Agus, Lasmi dan Lasiyem menyanggupinya, mereka butuh waktu satu bulan untuk melakukan semua prosesi pujon itu.

****

Malam itu udara dingin. Sekarang menjelang musim kemarau. Udaranya dingin menggigit tulang.

Dewi menutup jendelanya. Dan terduduk di tempat tidurnya. Dia sekarang tidak sendiri lagi. Bapaknya sudah dikeluarkan dari penjara, bapaknya hanya dipenjara selama tiga bulan, tidak lebih tidak kurang. Dari semua kebengisan yang dilakukan bapaknya dia hanya dihukum tiga bulan penjara.

Dan sekarang bapaknya, Ndara Kamawijaya, sudah melakukan semua aktivitas biasa. Dewi Karunyan menangis. Dia sedih dan menyesal kenapa dia masih hidup dan tidak menyusul Ammar mati saja. Dia tidak ingin hidup.

Dewi membaringkan tubuhnya di tempat tidurnya yang empuk. Dewi merasakan belaian angin diperutnya. Aneh! Angin itu terasa agak hangat, tidak dingin seperti seharusnya.

Dewi resah. Hembusan angin hangat itu membuatnya tidak bisa tidur. Dan Dewi mulai merasakan perubahan pada perutnya.

****

Keesokan harinya terdengar teriakan keras dari rumah ndara Kamawijaya. Dewi Karunyan melahirkan seorang anak laki-laki yang sehat. Yang menjadi buah bibir warga sekitarnya.
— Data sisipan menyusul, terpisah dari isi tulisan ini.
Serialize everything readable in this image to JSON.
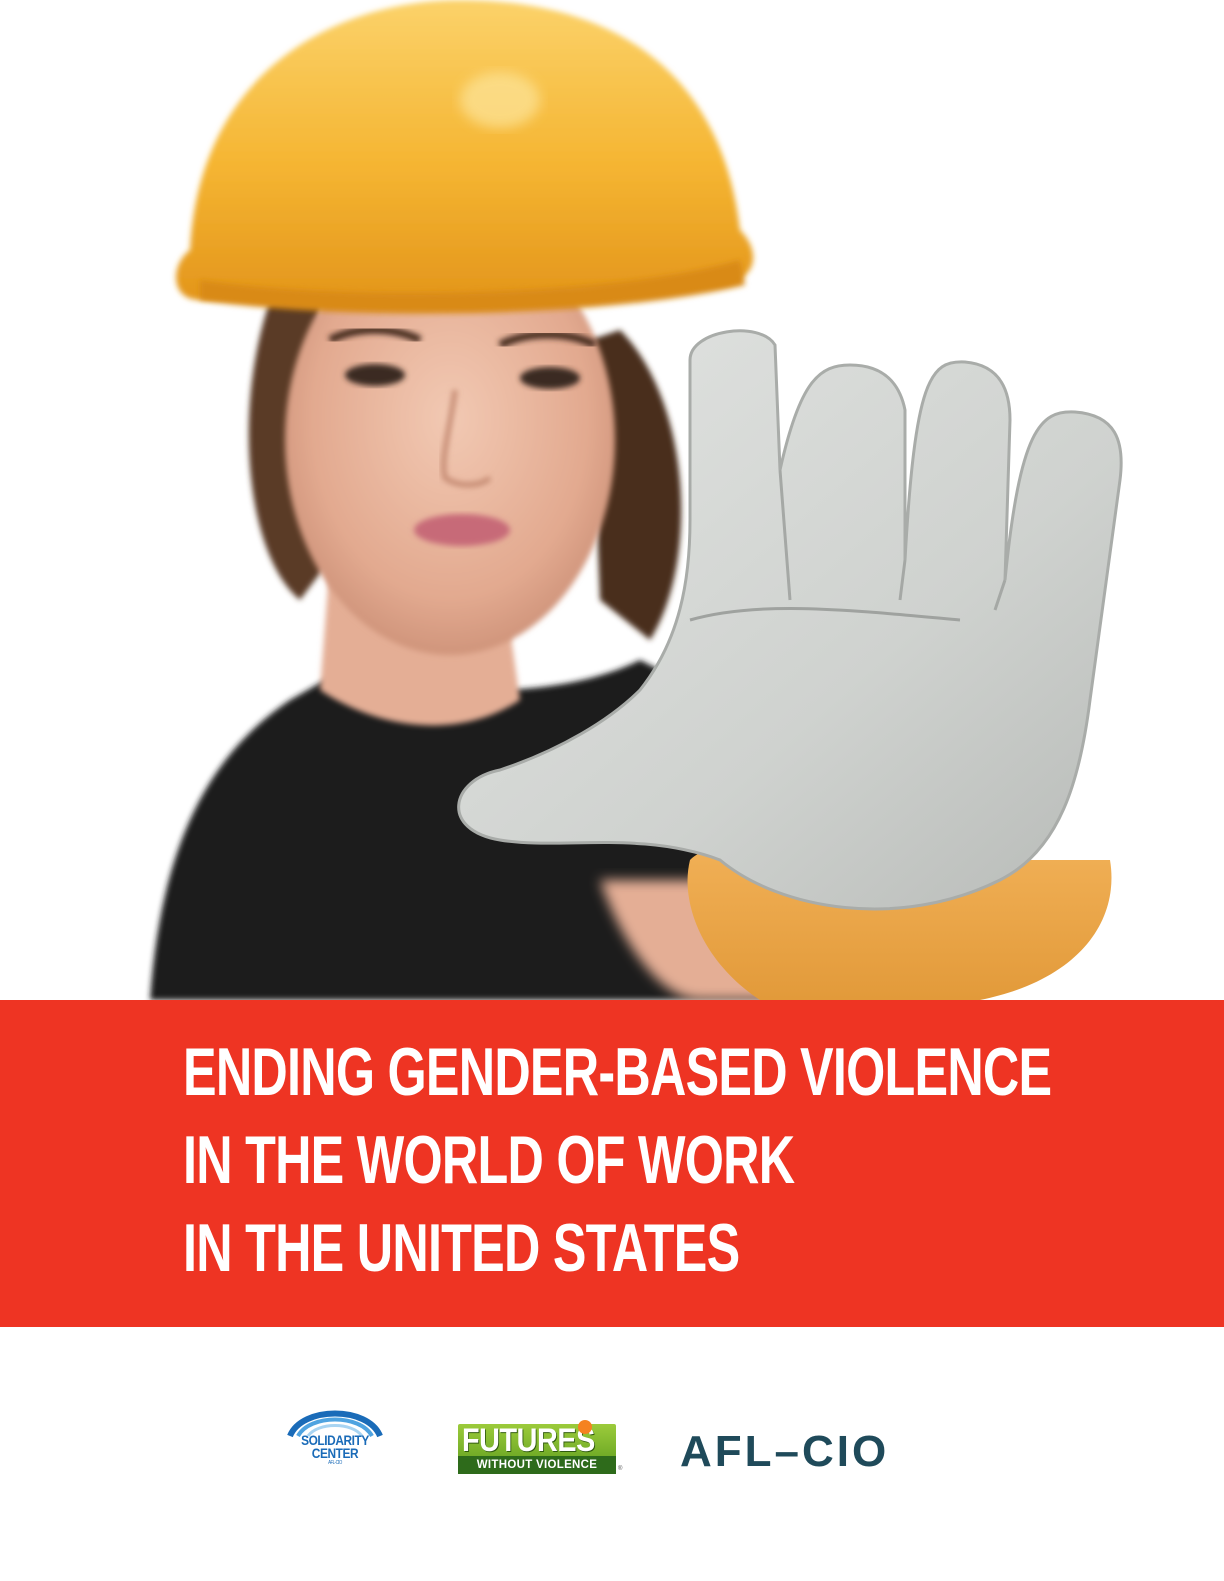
{
  "cover": {
    "title_lines": [
      "ENDING GENDER-BASED VIOLENCE",
      "IN THE WORLD OF WORK",
      "IN THE UNITED STATES"
    ],
    "banner_color": "#ee3423",
    "title_color": "#ffffff"
  },
  "photo": {
    "subject": "woman in yellow hard hat holding up gloved hand in stop gesture",
    "icons": [
      "hard-hat-icon",
      "work-glove-icon"
    ]
  },
  "logos": {
    "solidarity": {
      "line1": "SOLIDARITY",
      "line2": "CENTER",
      "line3": "AFL-CIO",
      "color": "#1a6bb8"
    },
    "futures": {
      "main": "FUTURES",
      "sub": "WITHOUT VIOLENCE",
      "reg": "®",
      "color": "#5a9a1c"
    },
    "aflcio": {
      "text": "AFL–CIO",
      "color": "#1f4a5a"
    }
  }
}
Menjadi bahan pergunjingan warga Parak, yang sekarang sudah diubah namanya menjadi Tintrim karena sepi dan seramnya.

Mereka menggunjingkan bahwa Dewi Karunyan selama ini berpura-pura gila dan sering tidur dengan banyak pria. Ada juga yang mengatakan bahwa Dewi Karunyan dikirimi bayi secara gaib, karena selama ini memang tidak pernah terlihat hamil. Berita simpang siur itu begitu heboh, tapi Dewi Karunyan tidak peduli. Bayi itu malah membuatnya kembali sadar akan dirinya sendiri, membuatnya kembali kepada Dewi Karunyan yang dulu.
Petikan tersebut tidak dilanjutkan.